Justin King has made a 35-year career of putting the customer before the data

On the customer's side

King closed by sharing five tips for businesses in the data world:

  1. On the customer's side of the table: "Time and time again, I see business to business conversations...sitting on the wrong side of the table, working out how you can conspire to use the opportunity to do something to customers that they may not wish, or may not even know is being done to them."
  2. Customer versus consumer: Make sure that you think about the consumer (the end-user), and show your customers that you are doing so. "I can't tell you the number of times I have sat in presentations and listened to people tell me how they can help me do bad things to my customers."
  3. Think in the real world: "It's very easy to get sucked into believing that technology...has completely changed the paradigm, but the nature of paradigms is that they don't really change that much." King advised the audience not to get taken in by outlandish claims, just because they're tied to technology.
  4. Be wary of data crime: This ties King's general distrust of data with his continued fight for consumer wellbeing. He often received complaint letters from customers about changes in their local Sainsbury's store, which were inevitably dictated by ‘the numbers'. "Over time we got sophisticated enough that we could start to identify products that, although they didn't sell well, were a pivotal part of the customer relationship."
  5. Culture: "It is the single most powerful force for good and bad in organisations." It is the best way to keep the workforce, no matter how large and distributed, facing in the same direction.
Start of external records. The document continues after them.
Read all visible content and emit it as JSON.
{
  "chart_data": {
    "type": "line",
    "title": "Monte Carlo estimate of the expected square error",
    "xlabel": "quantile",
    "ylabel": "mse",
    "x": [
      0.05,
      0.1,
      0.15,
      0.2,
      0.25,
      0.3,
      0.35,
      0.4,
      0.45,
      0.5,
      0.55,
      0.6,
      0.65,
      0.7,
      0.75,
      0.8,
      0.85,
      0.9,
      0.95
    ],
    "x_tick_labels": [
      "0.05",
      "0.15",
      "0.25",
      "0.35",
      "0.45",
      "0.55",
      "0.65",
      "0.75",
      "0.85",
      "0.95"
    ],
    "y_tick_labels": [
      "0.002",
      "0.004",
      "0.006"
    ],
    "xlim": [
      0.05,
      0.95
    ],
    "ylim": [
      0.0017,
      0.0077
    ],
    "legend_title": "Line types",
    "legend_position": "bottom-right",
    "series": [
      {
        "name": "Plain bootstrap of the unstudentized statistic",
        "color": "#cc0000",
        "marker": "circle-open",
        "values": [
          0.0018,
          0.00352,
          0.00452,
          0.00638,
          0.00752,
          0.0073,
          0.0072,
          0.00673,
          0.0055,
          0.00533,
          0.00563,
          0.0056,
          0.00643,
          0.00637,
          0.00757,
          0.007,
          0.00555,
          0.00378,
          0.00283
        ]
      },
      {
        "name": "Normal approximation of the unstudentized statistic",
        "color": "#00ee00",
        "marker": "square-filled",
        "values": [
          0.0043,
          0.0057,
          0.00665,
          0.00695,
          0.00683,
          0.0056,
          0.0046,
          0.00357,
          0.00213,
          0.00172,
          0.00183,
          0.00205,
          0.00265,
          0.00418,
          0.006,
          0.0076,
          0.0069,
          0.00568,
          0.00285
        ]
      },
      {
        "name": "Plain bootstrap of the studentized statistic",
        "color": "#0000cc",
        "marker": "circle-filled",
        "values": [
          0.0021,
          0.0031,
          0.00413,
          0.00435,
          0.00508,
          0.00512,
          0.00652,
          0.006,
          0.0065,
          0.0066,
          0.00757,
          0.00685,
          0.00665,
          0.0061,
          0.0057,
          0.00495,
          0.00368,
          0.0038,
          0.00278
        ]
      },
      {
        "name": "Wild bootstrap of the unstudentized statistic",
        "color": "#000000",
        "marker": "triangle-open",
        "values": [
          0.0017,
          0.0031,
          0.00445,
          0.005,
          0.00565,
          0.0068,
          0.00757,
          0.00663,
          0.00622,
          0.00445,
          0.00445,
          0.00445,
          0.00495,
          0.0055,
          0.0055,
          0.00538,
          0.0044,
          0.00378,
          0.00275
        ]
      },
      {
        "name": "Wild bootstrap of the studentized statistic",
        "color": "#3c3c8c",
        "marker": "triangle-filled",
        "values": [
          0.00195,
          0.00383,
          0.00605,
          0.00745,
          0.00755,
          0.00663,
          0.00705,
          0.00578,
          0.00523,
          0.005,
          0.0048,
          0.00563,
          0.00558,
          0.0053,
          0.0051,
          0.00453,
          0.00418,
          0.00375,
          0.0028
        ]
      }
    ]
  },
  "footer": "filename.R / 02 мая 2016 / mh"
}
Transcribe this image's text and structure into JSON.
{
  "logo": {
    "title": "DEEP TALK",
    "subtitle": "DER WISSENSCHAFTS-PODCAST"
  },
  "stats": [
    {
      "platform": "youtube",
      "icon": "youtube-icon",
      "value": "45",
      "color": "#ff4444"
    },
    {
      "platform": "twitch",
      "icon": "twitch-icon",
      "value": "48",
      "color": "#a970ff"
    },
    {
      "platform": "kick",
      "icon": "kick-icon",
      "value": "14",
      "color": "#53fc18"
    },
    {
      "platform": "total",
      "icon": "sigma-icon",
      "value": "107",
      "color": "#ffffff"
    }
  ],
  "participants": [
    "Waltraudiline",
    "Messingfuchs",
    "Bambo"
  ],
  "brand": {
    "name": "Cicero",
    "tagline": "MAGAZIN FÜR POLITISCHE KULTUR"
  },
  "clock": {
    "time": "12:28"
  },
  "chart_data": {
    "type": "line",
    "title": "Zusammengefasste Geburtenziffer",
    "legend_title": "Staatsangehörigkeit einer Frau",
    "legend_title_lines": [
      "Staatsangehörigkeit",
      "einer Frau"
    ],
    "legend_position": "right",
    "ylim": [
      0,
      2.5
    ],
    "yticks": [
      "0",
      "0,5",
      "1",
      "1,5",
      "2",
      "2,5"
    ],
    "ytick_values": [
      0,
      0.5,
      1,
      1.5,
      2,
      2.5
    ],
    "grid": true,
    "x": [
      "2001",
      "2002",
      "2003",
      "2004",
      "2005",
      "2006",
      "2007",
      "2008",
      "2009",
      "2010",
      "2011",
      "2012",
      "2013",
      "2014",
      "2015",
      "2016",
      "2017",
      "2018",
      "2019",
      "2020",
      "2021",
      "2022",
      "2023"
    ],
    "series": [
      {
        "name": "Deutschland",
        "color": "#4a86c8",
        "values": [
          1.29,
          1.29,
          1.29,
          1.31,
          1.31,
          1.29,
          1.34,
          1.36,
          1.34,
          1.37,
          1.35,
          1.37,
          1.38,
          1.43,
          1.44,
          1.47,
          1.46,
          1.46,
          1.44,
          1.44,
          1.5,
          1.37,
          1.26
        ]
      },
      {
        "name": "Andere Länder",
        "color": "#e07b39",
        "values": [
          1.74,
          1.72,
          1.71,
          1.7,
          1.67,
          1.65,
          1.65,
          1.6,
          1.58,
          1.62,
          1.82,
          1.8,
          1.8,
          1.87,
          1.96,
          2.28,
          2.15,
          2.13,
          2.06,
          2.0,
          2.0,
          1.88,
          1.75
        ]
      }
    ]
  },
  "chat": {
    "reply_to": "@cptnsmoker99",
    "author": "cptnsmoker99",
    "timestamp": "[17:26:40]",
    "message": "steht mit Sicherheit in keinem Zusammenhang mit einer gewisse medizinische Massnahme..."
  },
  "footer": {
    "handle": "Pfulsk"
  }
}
One final example demonstrated King's approach to the culture of ‘customer first':

"We didn't have a payment protection insurance scandal at Sainsbury's Bank, and there's one simple reason for that… I sat in the first Sainsbury's Bank board meeting [since I joined] and I looked at the P&L and saw a line that said ‘PPI'. They said, ‘It's this wonderful thing; it's insurance and we sell it...and the really great thing is, customers can never claim. They pay us for it and we make 95 per cent profit'. I said, ‘We're going to stop selling it next week'...

"That decision did not get made because I understood any of the numbers, or how banking worked. It's just that in the culture that I come from I could not see how we could do anything that was so plainly against the customer.

That's why culture is such a powerful thing. It will allow you to take all the best decisions, it will stop you from making all the bad decisions, and it will unify you and your business behind whatever your mission goal is."